September 15, 2016

An Ever Closer Defence Union?


Proposals for greater defence cooperation in the EU have proliferated in the wake of the Brexit referendum result.

Media outlets have reported on a French-German paper, intended for discussion by EU leaders (less the UK) in Bratislava later this month. This, the most serious of such proposals, sets out detailed recommendations for reinvigorating the EU’s Common Security and Defence Policy. It follows hot on the heels of a call by some of the Visegrad states for an EU army and a suggestion by the Italian foreign and defence ministers to establish a defence union to respond to terrorism. Jean-Claude Juncker, never normally one to shy away from promoting more European integration, spoke with some restraint of the need for common European assets and a headquarters in his 2016 State of the European Union address to the European Parliament.

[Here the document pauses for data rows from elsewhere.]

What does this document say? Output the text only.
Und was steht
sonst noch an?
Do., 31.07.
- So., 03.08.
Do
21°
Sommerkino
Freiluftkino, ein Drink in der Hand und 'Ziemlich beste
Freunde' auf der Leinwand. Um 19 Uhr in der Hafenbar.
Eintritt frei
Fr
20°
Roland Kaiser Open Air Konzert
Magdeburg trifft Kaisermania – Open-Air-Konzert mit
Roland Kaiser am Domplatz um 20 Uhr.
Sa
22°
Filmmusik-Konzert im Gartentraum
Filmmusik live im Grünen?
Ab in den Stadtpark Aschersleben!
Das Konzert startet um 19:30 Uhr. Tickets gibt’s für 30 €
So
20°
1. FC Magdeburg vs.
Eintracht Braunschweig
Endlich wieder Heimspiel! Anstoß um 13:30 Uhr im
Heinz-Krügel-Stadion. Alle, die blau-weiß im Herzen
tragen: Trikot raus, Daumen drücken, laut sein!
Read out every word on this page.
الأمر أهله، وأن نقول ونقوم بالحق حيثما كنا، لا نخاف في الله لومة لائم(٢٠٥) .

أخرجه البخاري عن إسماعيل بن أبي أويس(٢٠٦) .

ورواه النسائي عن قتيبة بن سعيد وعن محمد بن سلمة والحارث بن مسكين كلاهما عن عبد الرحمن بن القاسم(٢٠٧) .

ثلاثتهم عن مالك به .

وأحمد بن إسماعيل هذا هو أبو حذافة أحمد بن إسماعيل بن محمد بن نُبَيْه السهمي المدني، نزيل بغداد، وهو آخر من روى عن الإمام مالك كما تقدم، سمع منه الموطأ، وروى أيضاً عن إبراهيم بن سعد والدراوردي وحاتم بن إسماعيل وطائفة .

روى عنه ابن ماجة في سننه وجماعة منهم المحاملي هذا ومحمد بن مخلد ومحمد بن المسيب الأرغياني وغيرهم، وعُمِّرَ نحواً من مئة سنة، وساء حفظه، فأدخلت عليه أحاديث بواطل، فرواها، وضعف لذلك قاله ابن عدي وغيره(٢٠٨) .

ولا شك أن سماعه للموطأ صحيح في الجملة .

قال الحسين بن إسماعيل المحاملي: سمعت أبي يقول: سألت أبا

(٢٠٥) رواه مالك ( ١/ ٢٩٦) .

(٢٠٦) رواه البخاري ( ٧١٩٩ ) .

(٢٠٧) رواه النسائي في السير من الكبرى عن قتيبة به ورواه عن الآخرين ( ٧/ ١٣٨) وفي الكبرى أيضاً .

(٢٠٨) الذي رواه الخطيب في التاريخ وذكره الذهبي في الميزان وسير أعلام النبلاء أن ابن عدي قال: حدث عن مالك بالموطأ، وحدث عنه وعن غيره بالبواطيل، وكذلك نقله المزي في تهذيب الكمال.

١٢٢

Behind these proposals lies the idea that the UK has unhelpfully resisted greater military cooperation inside the EU. Following the Brexit result, the remaining 27 member states can power ahead to develop the defence union they have always wanted. Germany’s defence minister Ursula Von der Leyen, was particularly critical, claiming that, “Britain consistently blocked everything that had Europe written on it … European Medical Command, even that would have been impossible because [of the word] ‘European’”

While this is by no means a fair or complete picture of the UK’s role, there is some truth here. After an enthusiastic, but brief flirtation with EU defence in the late 1990s – hatching with France what we know today as CSDP – the UK soon reverted to being a reluctant player. New leaders were less enchanted with the EU, while the 11th September 2001 was a defining moment in swaying the UK back to its traditional transatlantic focus. Today, while UK defence expenditure is a little over 26%, its investment expenditure almost 30%, and its military personnel 11% of the respective EU totals, less than 5% of EU troops deployed on EU military missions are British.1

The UK, though, is not the only member state to be wary of more defence in the EU. Several others, including Estonia, while broadly supporting the idea of a CSDP – as, to be fair, does the UK – are variously fearful that defence arrangements in the EU will weaken NATO’s primacy and discourage the continued engagement of the US in European security, that duplication of military structures will be a drain on limited resources, that governments will lose control over defence to Brussels, and that European nations’ incurable sluggishness in defence will mean that EU arrangements will, in any case, amount to very little. With the UK no longer beating the drum for prudence, these member states will need to speak louder if their case is to be made. It is perhaps a good time to (re)consider where the red lines lie.
An ‘EU army’, as proposed by some of the Visegrad countries, is clearly out of the question. The term is so undefined, and at the same time so potentially vast in scope, as be virtually meaningless. It is an unfortunate and provocative political shorthand that draws attention from the very real issue of building credible military capability, step-by-step, through multinational efforts. France and Germany have several far more careful proposals in this respect. They suggest that the Eurocorps should be strengthened and that the deployability of the battlegroups – the EU’s so far untested rapid entry units – should be improved. They also propose developing or improving specific multinational capability packages, in areas such as air-to-air refuelling, remotely piloted vehicles, strategic transport, medicine and situational awareness (the latter potentially offering great benefits in the Baltic Sea region). These are capabilities that individual nations struggle to provide alone – the benefits of collaboration are very evident. Provided this capability, or its national components, is also available to NATO – and there is no indication that it will not be – there is little reason not to fully support such initiatives.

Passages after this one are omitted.